There’s another reason why you might be more inclined to think about the operational costs of a building—which would include insurance. A series of disastrous weather events can cause those insurance rate increases to go up much faster. It’s estimated that rates will increase from 10% to 20% along coastlines.
How Insurance is Calculated
Insurance companies base their rates on risk factors. The lower the risk of damage to your structure, the lower your insurance rates will be. The top determining factor is usually the structural type. Insurance companies base your premium rates based on how strong and damage-resistant the materials are.
There are other factors, such as size, age, location, and safety additions—but the base calculation is going to be your building’s structural type.
Most insurance is provided based on six major building classifications.
- Frame: This includes buildings constructed with combustible wood, or slower burning composite materials that are used for exterior roofs, floors, and walls.
- Jointed Masonry: The structural support rests on concrete blocks, pre-cast concrete walls, or bricks. Floor joists are wood or steel.

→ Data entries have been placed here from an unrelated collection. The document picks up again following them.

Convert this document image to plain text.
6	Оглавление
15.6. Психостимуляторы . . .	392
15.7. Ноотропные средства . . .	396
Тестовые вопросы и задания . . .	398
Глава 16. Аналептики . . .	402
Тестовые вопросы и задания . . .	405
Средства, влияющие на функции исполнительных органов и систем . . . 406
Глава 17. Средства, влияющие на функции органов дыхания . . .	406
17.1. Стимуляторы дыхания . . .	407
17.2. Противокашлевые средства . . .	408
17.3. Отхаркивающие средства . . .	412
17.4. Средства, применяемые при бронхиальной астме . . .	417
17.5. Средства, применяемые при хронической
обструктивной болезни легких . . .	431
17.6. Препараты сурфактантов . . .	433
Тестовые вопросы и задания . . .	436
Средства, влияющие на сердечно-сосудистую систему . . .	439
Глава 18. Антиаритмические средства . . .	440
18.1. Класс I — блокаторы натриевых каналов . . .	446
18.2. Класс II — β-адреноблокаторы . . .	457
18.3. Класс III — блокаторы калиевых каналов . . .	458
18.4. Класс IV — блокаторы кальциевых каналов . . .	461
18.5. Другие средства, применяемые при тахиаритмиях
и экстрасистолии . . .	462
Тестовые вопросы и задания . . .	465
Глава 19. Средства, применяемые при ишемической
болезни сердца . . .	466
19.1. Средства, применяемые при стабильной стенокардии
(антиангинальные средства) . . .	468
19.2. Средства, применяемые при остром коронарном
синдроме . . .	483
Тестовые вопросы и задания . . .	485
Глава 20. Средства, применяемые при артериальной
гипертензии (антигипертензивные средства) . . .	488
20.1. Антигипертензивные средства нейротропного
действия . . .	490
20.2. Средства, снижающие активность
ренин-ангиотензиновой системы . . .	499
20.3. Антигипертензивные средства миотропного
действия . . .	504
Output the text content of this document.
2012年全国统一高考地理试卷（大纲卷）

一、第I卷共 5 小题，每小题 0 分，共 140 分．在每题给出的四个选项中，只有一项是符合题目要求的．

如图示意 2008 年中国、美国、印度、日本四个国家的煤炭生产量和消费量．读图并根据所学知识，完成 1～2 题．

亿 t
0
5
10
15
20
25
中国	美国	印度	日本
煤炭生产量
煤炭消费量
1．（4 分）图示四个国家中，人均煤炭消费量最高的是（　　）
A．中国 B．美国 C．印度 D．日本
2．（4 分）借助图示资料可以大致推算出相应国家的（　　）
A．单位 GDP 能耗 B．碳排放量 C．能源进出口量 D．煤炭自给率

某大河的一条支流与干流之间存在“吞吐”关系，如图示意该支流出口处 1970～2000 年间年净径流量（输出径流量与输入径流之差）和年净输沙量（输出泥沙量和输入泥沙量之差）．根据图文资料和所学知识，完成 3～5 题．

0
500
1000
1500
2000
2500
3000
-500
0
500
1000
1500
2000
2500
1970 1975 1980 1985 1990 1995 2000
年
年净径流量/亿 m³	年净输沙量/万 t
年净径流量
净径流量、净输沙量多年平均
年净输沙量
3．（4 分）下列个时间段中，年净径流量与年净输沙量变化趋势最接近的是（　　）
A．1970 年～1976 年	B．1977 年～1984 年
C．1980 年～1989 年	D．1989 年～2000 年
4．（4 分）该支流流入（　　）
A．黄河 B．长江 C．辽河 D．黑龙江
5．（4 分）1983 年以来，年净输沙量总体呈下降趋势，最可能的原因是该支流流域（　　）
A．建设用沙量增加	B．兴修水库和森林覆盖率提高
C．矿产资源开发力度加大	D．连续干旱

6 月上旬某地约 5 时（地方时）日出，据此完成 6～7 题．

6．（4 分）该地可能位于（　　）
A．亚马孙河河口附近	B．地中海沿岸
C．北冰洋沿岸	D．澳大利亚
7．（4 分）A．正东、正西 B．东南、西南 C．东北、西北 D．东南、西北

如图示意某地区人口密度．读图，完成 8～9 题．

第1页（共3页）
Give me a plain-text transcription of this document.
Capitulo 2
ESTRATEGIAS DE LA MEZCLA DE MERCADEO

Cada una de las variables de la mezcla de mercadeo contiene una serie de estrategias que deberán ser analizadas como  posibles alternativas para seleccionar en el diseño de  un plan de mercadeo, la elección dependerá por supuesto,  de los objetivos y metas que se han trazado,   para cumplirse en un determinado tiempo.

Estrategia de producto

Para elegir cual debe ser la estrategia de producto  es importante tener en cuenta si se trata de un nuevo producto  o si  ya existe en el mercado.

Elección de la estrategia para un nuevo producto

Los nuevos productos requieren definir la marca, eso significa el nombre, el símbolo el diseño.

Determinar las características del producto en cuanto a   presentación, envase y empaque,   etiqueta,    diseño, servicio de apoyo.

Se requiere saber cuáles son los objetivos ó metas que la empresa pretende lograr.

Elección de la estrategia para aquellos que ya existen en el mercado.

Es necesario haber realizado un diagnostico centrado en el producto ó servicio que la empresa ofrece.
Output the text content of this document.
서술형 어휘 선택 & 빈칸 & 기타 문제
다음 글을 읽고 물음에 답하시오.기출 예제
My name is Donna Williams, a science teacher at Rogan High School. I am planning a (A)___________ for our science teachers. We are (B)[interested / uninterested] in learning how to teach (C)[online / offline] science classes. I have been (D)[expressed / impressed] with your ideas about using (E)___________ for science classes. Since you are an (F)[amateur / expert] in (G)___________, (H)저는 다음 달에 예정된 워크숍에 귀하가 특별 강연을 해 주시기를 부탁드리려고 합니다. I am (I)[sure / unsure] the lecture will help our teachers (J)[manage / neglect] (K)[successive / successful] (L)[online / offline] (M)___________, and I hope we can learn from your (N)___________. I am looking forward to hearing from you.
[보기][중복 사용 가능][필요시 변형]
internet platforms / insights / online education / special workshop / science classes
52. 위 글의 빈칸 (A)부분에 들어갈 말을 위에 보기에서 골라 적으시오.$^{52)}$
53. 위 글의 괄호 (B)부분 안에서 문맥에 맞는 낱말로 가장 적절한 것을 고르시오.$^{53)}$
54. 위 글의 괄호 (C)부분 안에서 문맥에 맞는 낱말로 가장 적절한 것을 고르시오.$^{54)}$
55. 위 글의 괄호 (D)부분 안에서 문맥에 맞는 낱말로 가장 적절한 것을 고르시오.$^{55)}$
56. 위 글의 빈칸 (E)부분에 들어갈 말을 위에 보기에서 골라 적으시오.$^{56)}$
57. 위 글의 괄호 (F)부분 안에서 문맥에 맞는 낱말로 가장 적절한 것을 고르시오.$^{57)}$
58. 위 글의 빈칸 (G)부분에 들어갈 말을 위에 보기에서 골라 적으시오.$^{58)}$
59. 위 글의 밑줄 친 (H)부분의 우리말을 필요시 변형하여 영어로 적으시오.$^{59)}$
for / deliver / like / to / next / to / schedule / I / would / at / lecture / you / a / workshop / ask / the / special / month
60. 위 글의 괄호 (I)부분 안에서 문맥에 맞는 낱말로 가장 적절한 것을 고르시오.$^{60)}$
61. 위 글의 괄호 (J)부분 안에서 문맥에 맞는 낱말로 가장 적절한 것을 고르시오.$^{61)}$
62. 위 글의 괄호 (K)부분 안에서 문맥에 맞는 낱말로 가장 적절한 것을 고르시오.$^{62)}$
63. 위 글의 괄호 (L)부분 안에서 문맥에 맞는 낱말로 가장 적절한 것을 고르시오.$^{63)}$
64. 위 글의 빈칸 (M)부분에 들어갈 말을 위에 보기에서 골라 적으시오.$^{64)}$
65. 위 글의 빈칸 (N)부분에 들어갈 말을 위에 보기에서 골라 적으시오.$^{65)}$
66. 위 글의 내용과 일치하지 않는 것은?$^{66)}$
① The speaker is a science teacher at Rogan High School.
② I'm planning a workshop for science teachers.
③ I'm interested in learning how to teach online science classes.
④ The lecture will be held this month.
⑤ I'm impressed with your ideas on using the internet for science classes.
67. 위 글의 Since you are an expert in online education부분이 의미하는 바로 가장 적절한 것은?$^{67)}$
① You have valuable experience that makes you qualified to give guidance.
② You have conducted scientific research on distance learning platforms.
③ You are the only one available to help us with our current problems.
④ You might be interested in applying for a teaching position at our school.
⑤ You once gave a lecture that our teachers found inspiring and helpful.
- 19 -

- Noncombustible: Outer walls are a noncombustible material. Slow-burning or noncombustible materials are used for the floors and roof.
- Masonry Noncombustible: This type of structure is made of cinder blocks or poured concrete with steel.
- Modified Fire-Resistive: These are usually high-rises or shopping malls. The construction includes extra fireproofing materials.
- Fire-Resistive: This classification is a further improvement of the one above.
Your building insurance rate is based on one of these classifications. Generally, because wood or composite structures burn or collapse more easily, you’ll pay higher insurance rates. The more you improve the fire-resistance, the more of a decrease you should see in your rates.
Generally speaking, most low-rise pre-engineered steel buildings fall under the classification of “Noncombustible.” Yes, Miracle Truss® uses wood for secondary framing, but steel legs and steel roof trusses can make the difference. As a result, these types of buildings can earn insurance discounts of up to 30%. Keep in mind that fire is a primary concern, so adding features like sprinkler systems and smoke alarms may reduce your premiums even more.